I really like this easy classification of neighbourhoods. Has anyone seen a listing of cities or neighbourhoods with these categories indicated? Or does anyone know of a proxy criteria I can use? Really struggling to find good usable data to evaluate neighborhoods in a target city. It's easy to find the A or A+ areas, but how do you find the solid B? Help please!
@Peter Jetson I would suggest going to some local REIA meetup groups. The local investors, agents and loan officers will know where the best B markets are at in your area. Stereo typically you would look for decent schools, low crime, etc, but this is incredibly location specific. In my area, schools are not necessarily the deciding factor in neighborhood desirability for B class areas as I invest in fairly dense urban areas out side Chicago (Berwyn, Forest Park, etc). This could be totally different in your area which is why local knowledge is key.
Yep like @John Warren said it will be entirely dependent on your local market. Agents can help but you would be best served to pick your farming city and get to know it.
Thanks guys! Yes sweat equity and a good pair of shoes (or tires) will build local knowledge no doubt, but even then, it's a bit hit or miss, and more of a challenge for out of state investors. With the amount of discussion about neighborhood classes on this forum, I was hoping an online resource existed somewhere that I could tap into. At least, some savvy people must have developed some sort of a proxy by which they look up certain demographic characteristics or some specific retail presence (Starbucks or something) to identify target neighbourhoods? Any experience on the subject from fellow distance investors?
This is for MF but will give you some idea.
From the web -
“The grades can sometimes be more of an art than a science, the property class’s will typically be characterized by the following:
* A Class properties are newer properties built within the last 15 years with the most amenities, highest income earning tenants, lowest vacancies, and will typically demand the highest rents with no deferred maintenance. These buildings are usually owned by Institutional investors and demand the lowest Capitalization Rates (CAP Rates), highest per unit prices, and generally have the most appreciation potential, but lowest cash flow starting out.
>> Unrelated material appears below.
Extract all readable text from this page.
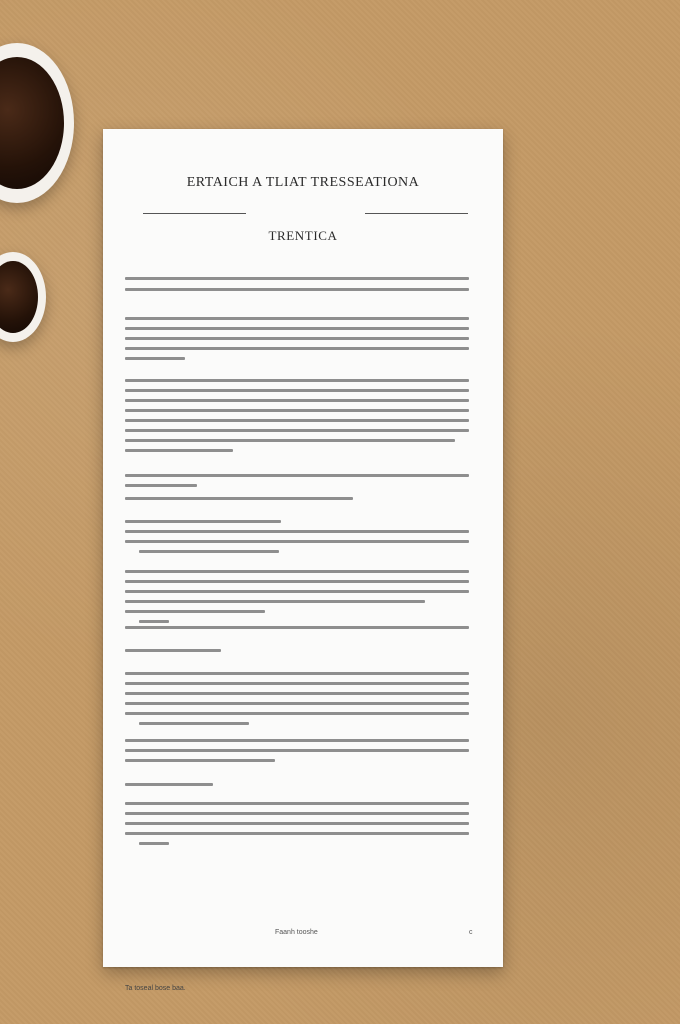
ERTAICH A TLIAT TRESSEATIONA
TRENTICA
Ta toseal bose baa.
Faanh tooshe	c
* B Class properties consist of properties built in the last 15-30 years with some amenities; rents will be a bit lower than the A Class buildings with low deferred maintenance. These buildings demand rents slightly lower than Class A properties, with a mix of white collar workers and more skilled blue collar workers. Class B properties are typically owned by Institutional investors and private investment groups, or very high net worth individuals. They are valued at slightly higher cap rates than Class A properties and usually have appreciation potential with decent cash flow on acquisition.
* C Class properties are typically older properties, built 30+ years ago with much fewer amenities, if any; rents are lower than B Class buildings and usually have more deferred maintenance and a lower occupancy rate. Your tenant base will be mostly blue collar service employees, and could have a mix of government-subsidized tenants. These buildings are usually owned by private investors and private investment groups, and provide for higher cash flow and CAP rates, but will normally have much lower appreciation.
* D Class properties are older buildings in challenging neighborhoods and potentially dangerous areas. They are older, with no amenities, have high deferred maintenance, functional obsolescence, and the tenant base can be very challenging and very management intensive. These properties will usually have double digit CAP rates and will not have appreciation potential. D Class properties are the most challenging, and definitely are not recommended for most investors, especially new investors. While they might look like cash flow kings, the cash flow is often diminished greatly due to repairs and lack of payment by tenants.
When you look at areas, the classifications are very similar, with the same A, B, C, and D area class as follows:
A – newer growth areas
B – older, stable areas
C – older, declining, or stable areas
D – older, declining, potentially rapidly declining areas”
@Manish A. these are great definitions many thanks. I had sort of guessed them but it is much clearer reading these paragraphs. It does not solve the problem of no reliable source to desktop research distant neighborhoods though. I wonder if I can identify typical retail stores nearby A, B or C neighborhoods. Or perhaps income levels and average age. I'm looking at Atlanta and Boise at the moment for instance, how do you think I could spot the B class areas on the map?
@Peter Jetson Network with local investors. That can be your greatest resource for a lot of things.
I would look at google maps too for local communities it will show businesses etc. close to or in communities.